我们获得一个与我们想要使用的模型架构相对应的 Feature Extractor。我们下载预训练此特定检查点时使用的配置。这将缓存在本地，以便下次运行此单元格时不再重新下载。

from_pretrained() 方法需要 Hugging Face Hub 中模型的名称。这与 MODEL_CHECKPOINT 完全相同，我们只需传入该名称。

我们编写一个简单的函数来帮助我们进行与 Hugging Face Datasets 兼容的预处理。总结来说，我们的预处理函数应该

调用音频列以加载音频文件，并在必要时进行重新采样。
检查音频文件的采样率是否与模型预训练所用的音频数据的采样率匹配。您可以在 Wav2Vec 2.0 模型卡中找到此信息。
设置最大输入长度，以便较长的输入可以分批处理而不会被截断。

from transformers import AutoFeatureExtractor

feature_extractor = AutoFeatureExtractor.from_pretrained(
    MODEL_CHECKPOINT, return_attention_mask=True
)


def preprocess_function(examples):
    audio_arrays = [x["array"] for x in examples["audio"]]
    inputs = feature_extractor(
        audio_arrays,
        sampling_rate=feature_extractor.sampling_rate,
        max_length=MAX_SEQ_LENGTH,
        truncation=True,
        padding=True,
    )
    return inputs


# This line with pre-process our speech_commands_v1 dataset. We also remove the "audio"
# and "file" columns as they will be of no use to us while training.
processed_speech_commands_v1 = speech_commands_v1.map(
    preprocess_function, remove_columns=["audio", "file"], batched=True
)

# Load the whole dataset splits as a dict of numpy arrays
train = processed_speech_commands_v1["train"].shuffle(seed=42).with_format("numpy")[:]
test = processed_speech_commands_v1["test"].shuffle(seed=42).with_format("numpy")[:]

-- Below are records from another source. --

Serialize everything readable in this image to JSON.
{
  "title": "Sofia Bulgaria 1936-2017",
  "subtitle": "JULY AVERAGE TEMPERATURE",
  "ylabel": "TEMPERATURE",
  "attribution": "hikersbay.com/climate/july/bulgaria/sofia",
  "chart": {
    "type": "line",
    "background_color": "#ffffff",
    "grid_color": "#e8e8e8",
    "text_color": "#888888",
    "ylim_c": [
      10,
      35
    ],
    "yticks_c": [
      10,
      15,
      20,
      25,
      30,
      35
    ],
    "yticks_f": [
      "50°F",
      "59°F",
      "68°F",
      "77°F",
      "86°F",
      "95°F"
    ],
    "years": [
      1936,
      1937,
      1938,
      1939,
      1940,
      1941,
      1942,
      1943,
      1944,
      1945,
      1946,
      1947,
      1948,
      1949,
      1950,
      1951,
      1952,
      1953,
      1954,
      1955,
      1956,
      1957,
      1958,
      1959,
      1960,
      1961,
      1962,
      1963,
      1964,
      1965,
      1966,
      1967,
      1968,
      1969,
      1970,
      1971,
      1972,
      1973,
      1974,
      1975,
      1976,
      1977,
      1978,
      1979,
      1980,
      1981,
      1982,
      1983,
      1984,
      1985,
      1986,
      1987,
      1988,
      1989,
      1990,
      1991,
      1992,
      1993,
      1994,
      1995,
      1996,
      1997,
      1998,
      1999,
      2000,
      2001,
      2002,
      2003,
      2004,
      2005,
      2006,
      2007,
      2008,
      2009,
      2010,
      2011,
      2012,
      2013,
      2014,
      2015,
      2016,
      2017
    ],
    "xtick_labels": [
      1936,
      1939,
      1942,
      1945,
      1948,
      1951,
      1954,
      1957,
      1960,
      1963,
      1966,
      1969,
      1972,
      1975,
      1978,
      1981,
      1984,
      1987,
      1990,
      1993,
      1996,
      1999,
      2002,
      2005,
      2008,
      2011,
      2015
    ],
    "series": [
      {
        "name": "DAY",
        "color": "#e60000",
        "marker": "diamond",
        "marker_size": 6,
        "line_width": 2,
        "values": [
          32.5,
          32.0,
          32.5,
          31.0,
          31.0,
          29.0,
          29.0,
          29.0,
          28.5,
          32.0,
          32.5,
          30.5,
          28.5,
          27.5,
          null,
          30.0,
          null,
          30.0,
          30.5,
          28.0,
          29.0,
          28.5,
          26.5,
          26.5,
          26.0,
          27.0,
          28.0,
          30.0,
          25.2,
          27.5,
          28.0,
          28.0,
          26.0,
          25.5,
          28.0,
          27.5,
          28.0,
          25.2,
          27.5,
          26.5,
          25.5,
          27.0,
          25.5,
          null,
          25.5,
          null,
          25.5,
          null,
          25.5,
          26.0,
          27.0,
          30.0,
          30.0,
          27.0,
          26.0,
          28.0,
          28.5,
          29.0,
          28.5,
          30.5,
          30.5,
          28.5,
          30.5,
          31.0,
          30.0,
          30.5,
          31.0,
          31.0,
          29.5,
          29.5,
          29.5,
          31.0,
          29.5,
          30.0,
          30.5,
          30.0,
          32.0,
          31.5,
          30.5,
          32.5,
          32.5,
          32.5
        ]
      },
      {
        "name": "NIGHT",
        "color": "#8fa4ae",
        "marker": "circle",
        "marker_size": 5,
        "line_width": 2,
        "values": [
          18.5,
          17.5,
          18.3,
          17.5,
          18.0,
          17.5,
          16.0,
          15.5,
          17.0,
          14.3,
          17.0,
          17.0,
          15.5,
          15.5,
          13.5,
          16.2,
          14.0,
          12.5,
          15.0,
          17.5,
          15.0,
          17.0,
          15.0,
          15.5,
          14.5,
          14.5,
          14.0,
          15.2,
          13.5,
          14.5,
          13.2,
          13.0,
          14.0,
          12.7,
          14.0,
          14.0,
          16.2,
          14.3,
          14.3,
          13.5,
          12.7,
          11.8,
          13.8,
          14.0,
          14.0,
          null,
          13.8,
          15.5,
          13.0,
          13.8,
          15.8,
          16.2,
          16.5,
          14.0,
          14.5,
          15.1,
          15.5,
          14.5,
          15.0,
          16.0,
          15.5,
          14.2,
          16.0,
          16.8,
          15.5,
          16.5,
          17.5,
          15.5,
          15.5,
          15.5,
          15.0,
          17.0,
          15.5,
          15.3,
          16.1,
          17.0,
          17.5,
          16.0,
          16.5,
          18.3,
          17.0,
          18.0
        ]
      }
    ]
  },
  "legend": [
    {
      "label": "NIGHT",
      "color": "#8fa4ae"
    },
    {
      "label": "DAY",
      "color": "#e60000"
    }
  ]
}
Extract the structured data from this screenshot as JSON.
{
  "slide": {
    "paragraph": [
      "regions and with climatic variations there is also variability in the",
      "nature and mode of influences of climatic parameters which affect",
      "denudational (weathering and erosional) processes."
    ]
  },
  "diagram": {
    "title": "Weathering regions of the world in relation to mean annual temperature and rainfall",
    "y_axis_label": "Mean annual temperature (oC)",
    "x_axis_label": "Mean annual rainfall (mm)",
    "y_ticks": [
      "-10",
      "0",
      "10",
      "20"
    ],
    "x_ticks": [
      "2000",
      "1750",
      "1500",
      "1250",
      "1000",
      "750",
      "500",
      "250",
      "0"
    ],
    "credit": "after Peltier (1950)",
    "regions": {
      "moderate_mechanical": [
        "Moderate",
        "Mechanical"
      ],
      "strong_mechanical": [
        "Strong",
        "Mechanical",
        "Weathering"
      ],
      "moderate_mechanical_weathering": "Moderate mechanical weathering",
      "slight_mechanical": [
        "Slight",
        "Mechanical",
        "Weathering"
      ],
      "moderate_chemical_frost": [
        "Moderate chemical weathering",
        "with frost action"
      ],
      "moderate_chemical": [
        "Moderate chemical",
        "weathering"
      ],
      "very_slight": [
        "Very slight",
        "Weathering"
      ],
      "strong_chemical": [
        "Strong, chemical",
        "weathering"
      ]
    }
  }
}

定义带有分类头 (Classification-Head) 的 Wav2Vec 2.0

我们现在定义我们的模型。准确地说，我们定义一个 Wav2Vec 2.0 模型，并在其顶部添加一个分类头 (Classification-Head)，以输出每个输入音频样本的所有类别的概率分布。由于模型可能会变得复杂，我们首先将带有分类头 (Classification-Head) 的 Wav2Vec 2.0 模型定义为一个 Keras 层，然后使用它来构建最终模型。

我们使用 TFWav2Vec2Model 类实例化我们的主 Wav2Vec 2.0 模型。这将实例化一个模型，该模型将根据您选择的配置（BASE 或 LARGE）输出 768 或 1024 维的嵌入。from_pretrained() 此外还可以帮助您从 Hugging Face Model Hub 加载预训练权重。它将下载预训练权重以及与您调用方法时提到的模型名称对应的配置。对于我们的任务，我们选择刚刚预训练好的 BASE 变体模型，因为我们将在其基础上进行微调。

from transformers import TFWav2Vec2Model


def mean_pool(hidden_states, feature_lengths):
    attenion_mask = tf.sequence_mask(
        feature_lengths, maxlen=MAX_FRAMES, dtype=tf.dtypes.int64
    )
    padding_mask = tf.cast(
        tf.reverse(tf.cumsum(tf.reverse(attenion_mask, [-1]), -1), [-1]),
        dtype=tf.dtypes.bool,
    )
    hidden_states = tf.where(
        tf.broadcast_to(
            tf.expand_dims(~padding_mask, -1), (BATCH_SIZE, MAX_FRAMES, HIDDEN_DIM)
        ),
        0.0,
        hidden_states,
    )
    pooled_state = tf.math.reduce_sum(hidden_states, axis=1) / tf.reshape(
        tf.math.reduce_sum(tf.cast(padding_mask, dtype=tf.dtypes.float32), axis=1),
        [-1, 1],
    )
    return pooled_state


class TFWav2Vec2ForAudioClassification(layers.Layer):
    """Combines the encoder and decoder into an end-to-end model for training."""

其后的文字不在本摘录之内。